Kentucky Basketball: 1 Way Each Wildcats Starter Must Improve
Kentucky’s loss to Baylor on Friday night dropped the Wildcats to No. 11 in the national rankings and left no doubt that John Calipari’s team has plenty of problems to fix. The issues are team-wide, and there isn’t a player on the roster who doesn’t have some major growing up to do if this squad is going to be a contender in the postseason.
Even Julius Randle, who’s been one of the nation’s top freshmen since the season’s opening tip, can get better by cutting down on empty possessions. Randle’s team-high turnover rate is a composite of freshman mistakes and frequent double-teams, and fixing either or both will take some serious work on his part.
Herein, a closer look at Randle’s ball-security woes and the rest of the biggest concerns facing Coach Cal’s starting five after nine games.
PG Andrew Harrison
Improvement: Stop giving away fouls
As a team, Kentucky hasn’t had that hard an adjustment to this season’s strict foul calls, but Andrew Harrison is an exception.
The point guard is averaging 3.6 hacks a game and has an active streak of four games in a row with at least four (including, embarrassingly, fouling out against Cleveland State).
Kentucky needs to tighten up its perimeter D, but there’s a huge difference between sticking close to your man and drawing unnecessary whistles.
With Harrison’s 6’6” length, he has an advantage over almost every player he guards, and he needs to learn to use it without piling up ticky-tack fouls that put his team in the penalty quickly.
SG Aaron Harrison
Improvement: Take better three-pointers, not more three-pointers
Nearly half of Aaron Harrison’s 86 field-goal tries have come from beyond the arc. However, he’s shooting just .333 from deep, the worst percentage among the ‘Cats’ long-range threats.
As Harrison showed against Baylor, he can be far more effective (3-of-5 in the loss to the Bears) when he gets better looks at the basket, but he's been forcing too many shots that aren't in that category.
Kentucky will be better off if he passes up a few contested treys in favor of passing the ball or (unfashionable though it is) shooting a mid-range jumper against a less entrenched defense.
SF James Young
Improvement: Hit the defensive glass
Kentucky is the seventh-best rebounding team in the nation, and it still got destroyed on the boards in the loss to Baylor.
The Wildcats can count on cleaning up at the offensive end, where Julius Randle and Willie Cauley-Stein have both been impressive, but more help is needed when it comes to defensive rebounding.
James Young is a prime candidate to provide that help, as the high-flying 6’6” swingman has the potential to grab a lot more than his current 3.3 boards a night.
Having Young focus on grabbing rebounds rather than leaking out in transition will hurt Kentucky’s fast break, but that’s an area where the ‘Cats are so overloaded with talent already that they can afford to take the hit.
PF Julius Randle
Improvement: Cut down on turnovers
No player on the Wildcats roster is tougher to guard than Randle, so no player is going to get more touches on offense.
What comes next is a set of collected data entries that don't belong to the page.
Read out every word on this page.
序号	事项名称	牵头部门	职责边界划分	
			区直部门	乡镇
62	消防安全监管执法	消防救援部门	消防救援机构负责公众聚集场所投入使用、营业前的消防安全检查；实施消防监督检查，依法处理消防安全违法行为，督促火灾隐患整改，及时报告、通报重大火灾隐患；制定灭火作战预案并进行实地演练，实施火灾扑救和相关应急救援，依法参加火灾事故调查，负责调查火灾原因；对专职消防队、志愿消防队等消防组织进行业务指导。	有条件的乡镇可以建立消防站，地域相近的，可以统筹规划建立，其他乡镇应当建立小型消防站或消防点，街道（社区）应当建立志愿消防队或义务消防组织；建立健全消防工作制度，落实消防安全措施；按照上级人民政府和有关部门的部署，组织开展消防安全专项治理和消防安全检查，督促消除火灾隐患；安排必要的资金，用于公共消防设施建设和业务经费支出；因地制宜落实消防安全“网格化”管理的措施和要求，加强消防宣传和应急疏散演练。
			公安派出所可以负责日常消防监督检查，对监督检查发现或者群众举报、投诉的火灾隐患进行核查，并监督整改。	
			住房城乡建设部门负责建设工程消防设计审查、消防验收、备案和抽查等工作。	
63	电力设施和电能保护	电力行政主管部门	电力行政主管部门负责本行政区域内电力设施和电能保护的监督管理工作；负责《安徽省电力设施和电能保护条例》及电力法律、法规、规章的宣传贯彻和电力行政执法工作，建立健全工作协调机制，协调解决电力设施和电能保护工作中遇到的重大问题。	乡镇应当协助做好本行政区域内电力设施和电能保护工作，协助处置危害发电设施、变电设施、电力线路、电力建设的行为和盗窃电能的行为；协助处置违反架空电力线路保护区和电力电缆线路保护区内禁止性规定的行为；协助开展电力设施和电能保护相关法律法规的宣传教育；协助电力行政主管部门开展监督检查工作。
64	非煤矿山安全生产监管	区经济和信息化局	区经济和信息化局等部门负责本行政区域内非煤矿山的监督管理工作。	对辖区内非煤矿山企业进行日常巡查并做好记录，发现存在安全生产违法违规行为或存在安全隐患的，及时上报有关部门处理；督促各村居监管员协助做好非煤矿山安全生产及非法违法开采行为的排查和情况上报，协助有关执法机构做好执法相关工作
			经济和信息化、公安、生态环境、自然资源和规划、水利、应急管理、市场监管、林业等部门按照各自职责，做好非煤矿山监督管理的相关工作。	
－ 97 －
However, that fact doesn’t entirely excuse Randle’s exorbitant average of 3.4 turnovers per game.
As a player who attracts constant double-teams, he needs to learn how to handle them without getting the ball stripped.
Even more importantly, in a problem that’s been endemic on the Kentucky roster this season, he must eliminate the offensive fouls he’s committing on illegal screens, which hurt his team on both offense and defense and which shouldn’t be any challenge to avoid.
C Willie Cauley-Stein
Improvement: Convert on free-throw chances
Cauley-Stein’s superlative defense gave him something of a pass for his raw offensive game as a freshman. That situation, in turn, tended to disguise his most glaring flaw: his stomach-turning free-throw percentage of .372.
Now that Cauley-Stein has a year of college experience, he’s better but still not even competent at the line, shooting .515 this season.
His rapidly improving low-post game will get him more trips to the stripe as the year goes on, and he cannot afford to waste so many of the resulting potential points by bricking every other foul shot he attempts.